„Und das soll wirklich jemand lesen wollen?", Oma blickt durch ihre trübglasige Goldrandbrille. Gerade habe ich ihr eröffnet, dass aus diesem Blog „Hegestufe II" ein Buch werden soll. Ein Buch über Oma und Opa, das Altwerden, Kranksein und das Liebhaben. Das Internet, von dem hat Oma schon mal gehört und es auch schon mal ausprobiert mit mir zusammen, das ist irgendwie okay und irgendwie weit weg - in ihrer Welt hat das Gedruckte Gewicht. Überall in der Wohnung türmen sich größere oder kleinere Bücherstapel auf, meistens Thriller.
Ein Buch also.
Einer der Gründe, warum ich in jüngster Zeit nicht zum Bloggen kam. Von den kleinen und großen Sorgen um Oma, die in absehbarer Zeit zur Dialyse muss und dauernd Blasenentzündungen hat und Opa, der aus dem Bett fiel und sich eine dicke Beule einhandelte, mal abgesehen.
Es wird nicht mein erstes Buch sein, sondern mein zweites - das macht es aber nicht weniger herausfordernd. Im Dezember soll ich ein fertiges Manuskript abgeben, das diesmal nicht meine Geschichte erzählt, sondern die der zwei wichtigsten Menschen in meinem Leben. „Schreib' bloß keinen Scheiß", hat Opa gesagt. Ich werde mich bemühen.

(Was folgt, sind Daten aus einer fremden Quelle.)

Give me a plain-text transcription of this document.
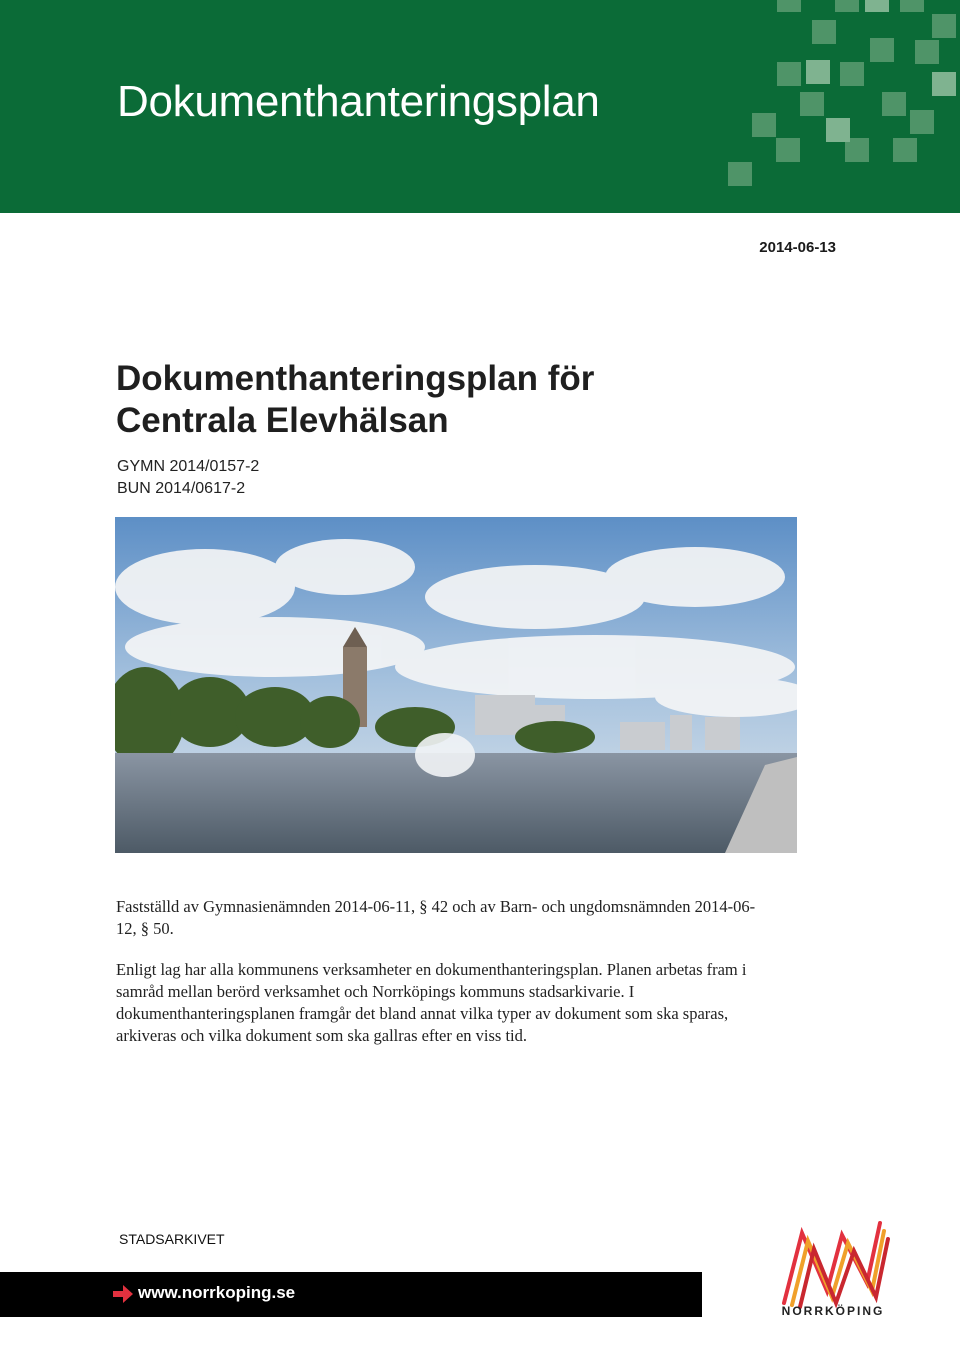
Dokumenthanteringsplan
2014-06-13
Dokumenthanteringsplan för
Centrala Elevhälsan
GYMN 2014/0157-2
BUN 2014/0617-2

Fastställd av Gymnasienämnden 2014-06-11, § 42 och av Barn- och ungdomsnämnden 2014-06-12, § 50.

Enligt lag har alla kommunens verksamheter en dokumenthanteringsplan. Planen arbetas fram i samråd mellan berörd verksamhet och Norrköpings kommuns stadsarkivarie. I dokumenthanteringsplanen framgår det bland annat vilka typer av dokument som ska sparas, arkiveras och vilka dokument som ska gallras efter en viss tid.

STADSARKIVET
www.norrkoping.se
NORRKÖPING
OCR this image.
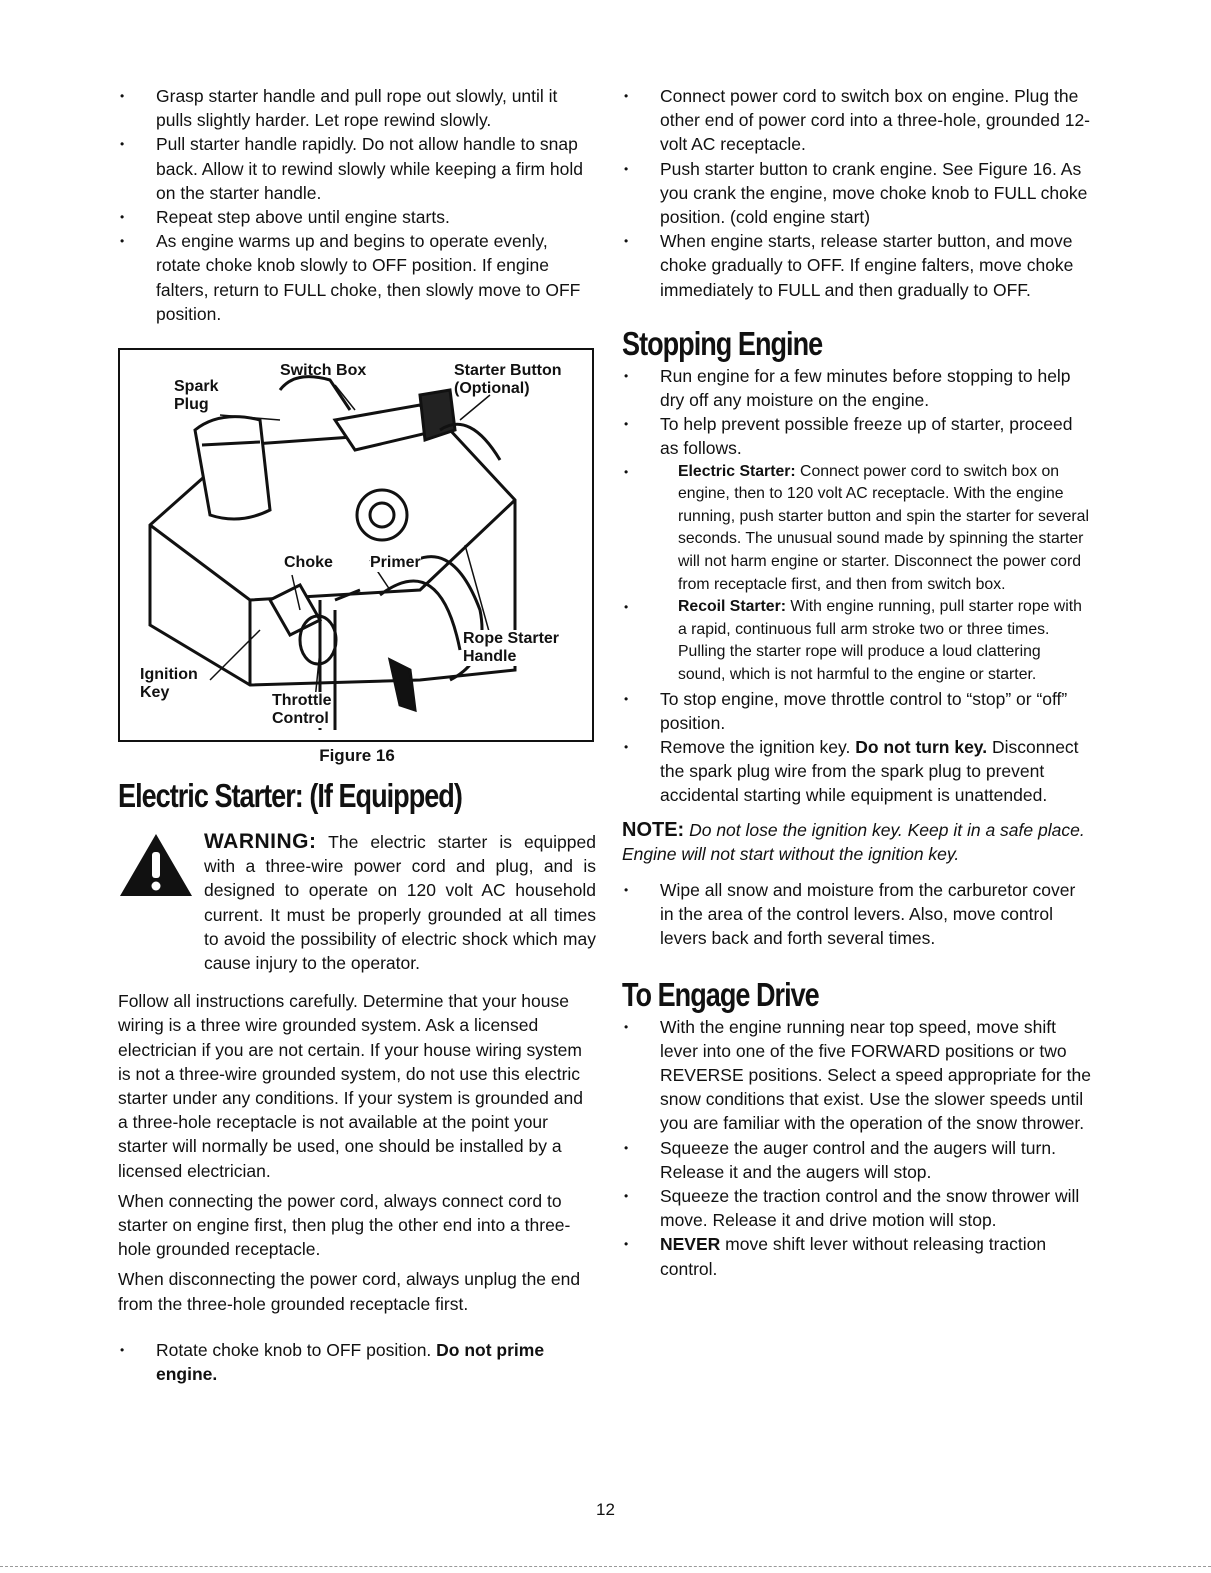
• Grasp starter handle and pull rope out slowly, until it pulls slightly harder. Let rope rewind slowly.
• Pull starter handle rapidly. Do not allow handle to snap back. Allow it to rewind slowly while keeping a firm hold on the starter handle.
• Repeat step above until engine starts.
• As engine warms up and begins to operate evenly, rotate choke knob slowly to OFF position. If engine falters, return to FULL choke, then slowly move to OFF position.
Spark
Plug
Switch Box	Starter Button
(Optional)
Choke Primer
Rope Starter
Handle
Ignition
Key	Throttle
Control
Figure 16
Electric Starter: (If Equipped)
WARNING: The electric starter is equipped with a three-wire power cord and plug, and is designed to operate on 120 volt AC household current. It must be properly grounded at all times to avoid the possibility of electric shock which may cause injury to the operator.

Follow all instructions carefully. Determine that your house wiring is a three wire grounded system. Ask a licensed electrician if you are not certain. If your house wiring system is not a three-wire grounded system, do not use this electric starter under any conditions. If your system is grounded and a three-hole receptacle is not available at the point your starter will normally be used, one should be installed by a licensed electrician.

When connecting the power cord, always connect cord to starter on engine first, then plug the other end into a three-hole grounded receptacle.

When disconnecting the power cord, always unplug the end from the three-hole grounded receptacle first.

• Rotate choke knob to OFF position. Do not prime engine.
• Connect power cord to switch box on engine. Plug the other end of power cord into a three-hole, grounded 12-volt AC receptacle.
• Push starter button to crank engine. See Figure 16. As you crank the engine, move choke knob to FULL choke position. (cold engine start)
• When engine starts, release starter button, and move choke gradually to OFF. If engine falters, move choke immediately to FULL and then gradually to OFF.
Stopping Engine
• Run engine for a few minutes before stopping to help dry off any moisture on the engine.
• To help prevent possible freeze up of starter, proceed as follows.
• Electric Starter: Connect power cord to switch box on engine, then to 120 volt AC receptacle. With the engine running, push starter button and spin the starter for several seconds. The unusual sound made by spinning the starter will not harm engine or starter. Disconnect the power cord from receptacle first, and then from switch box.
• Recoil Starter: With engine running, pull starter rope with a rapid, continuous full arm stroke two or three times. Pulling the starter rope will produce a loud clattering sound, which is not harmful to the engine or starter.
• To stop engine, move throttle control to “stop” or “off” position.
• Remove the ignition key. Do not turn key. Disconnect the spark plug wire from the spark plug to prevent accidental starting while equipment is unattended.
NOTE: Do not lose the ignition key. Keep it in a safe place. Engine will not start without the ignition key.
• Wipe all snow and moisture from the carburetor cover in the area of the control levers. Also, move control levers back and forth several times.
To Engage Drive
• With the engine running near top speed, move shift lever into one of the five FORWARD positions or two REVERSE positions. Select a speed appropriate for the snow conditions that exist. Use the slower speeds until you are familiar with the operation of the snow thrower.
• Squeeze the auger control and the augers will turn. Release it and the augers will stop.
• Squeeze the traction control and the snow thrower will move. Release it and drive motion will stop.
• NEVER move shift lever without releasing traction control.
12
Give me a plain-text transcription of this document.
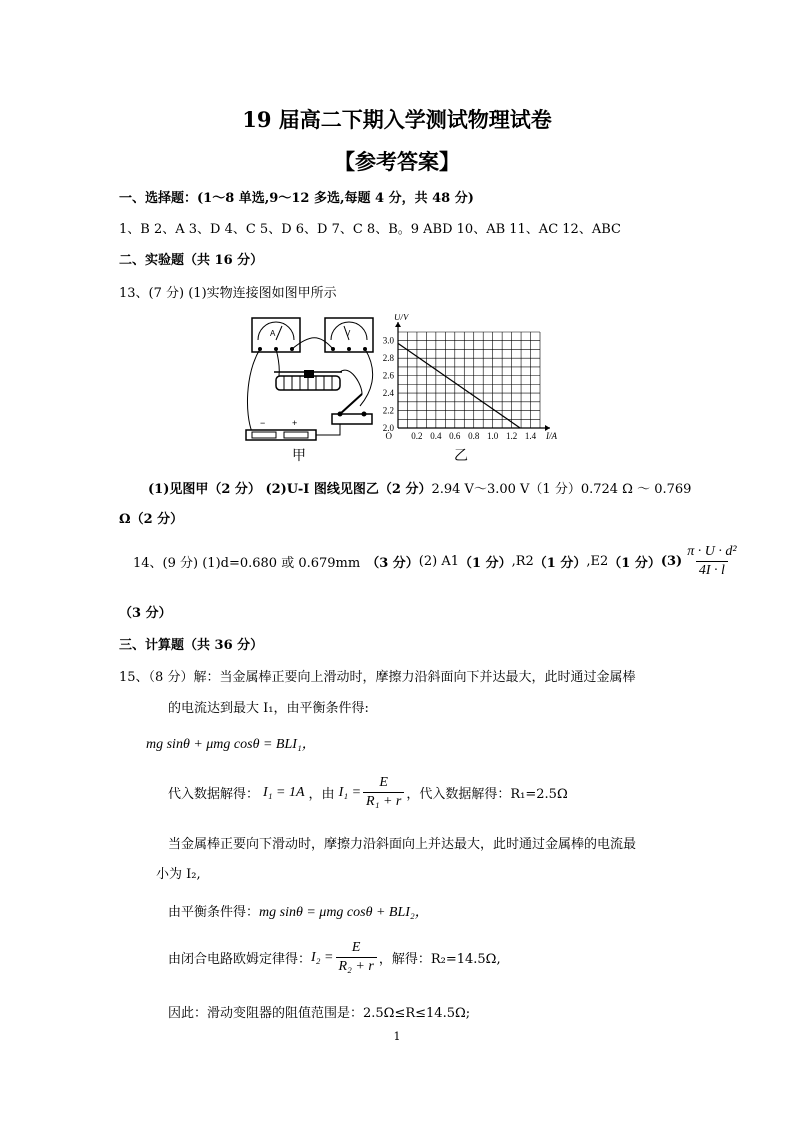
19 届高二下期入学测试物理试卷
【参考答案】
一、选择题：(1～8 单选,9～12 多选,每题 4 分，共 48 分)
1、B 2、A 3、D 4、C 5、D 6、D 7、C 8、B。9 ABD 10、AB 11、AC 12、ABC
二、实验题（共 16 分）
13、(7 分) (1)实物连接图如图甲所示
A	V
−	+
甲
0.2 0.4 0.6 0.8 1.0 1.2 1.4
2.0
2.2
2.4
2.6
2.8
3.0
O
U/V
I/A
乙
(1)见图甲（2 分） (2)U-I 图线见图乙（2 分）2.94 V～3.00 V（1 分）0.724 Ω ～ 0.769
Ω（2 分）
14、(9 分) (1)d=0.680 或 0.679mm （3 分） (2) A1 （1 分） ,R2 （1 分） ,E2 （1 分） $(3) \frac{\text{π · U · d²}}{4I \cdot l}$
（3 分）
三、计算题（共 36 分）
15、（8 分）解：当金属棒正要向上滑动时，摩擦力沿斜面向下并达最大，此时通过金属棒
的电流达到最大 I₁，由平衡条件得:
mg sinθ + μmg cosθ = BLI₁，
代入数据解得： I₁ = 1A ，由 $I_1 = \frac{E}{\text{R₁ + r}}$ ，代入数据解得：R₁=2.5Ω
当金属棒正要向下滑动时，摩擦力沿斜面向上并达最大，此时通过金属棒的电流最
小为 I₂,
由平衡条件得：mg sinθ = μmg cosθ + BLI₂，
由闭合电路欧姆定律得： $I_2 = \frac{E}{\text{R₂ + r}}$ ，解得：R₂=14.5Ω,
因此：滑动变阻器的阻值范围是：2.5Ω≤R≤14.5Ω;
1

„Dann sind wir nicht mehr anonym", sagt Oma, ihre Hände auf dem weißen Plastiktischset zusammengefaltet.
„Findest du das schlimm, Omi? Sag's ehrlich." Ihr Blick ruht auf ihren arbeitsmüden, schmerzenden Händen. Neuerdings hat sich Gicht in die beeindruckend lange Liste ihrer Diagnosen eingereiht.
„Nein, nein. Nicht mehr. Mach' das mal, Kind. Schreib' auf, wie das ist - das alt werden, das Lebensende." Sie legt ihre Hand auf meine und zwinkert. Dann sagt sie einen Satz, der augenblicklich mein Herz umklammert und nicht mehr loslassen wird:
„Wenn Opa und ich in einem Buch drin sind, dann können wir niemals sterben."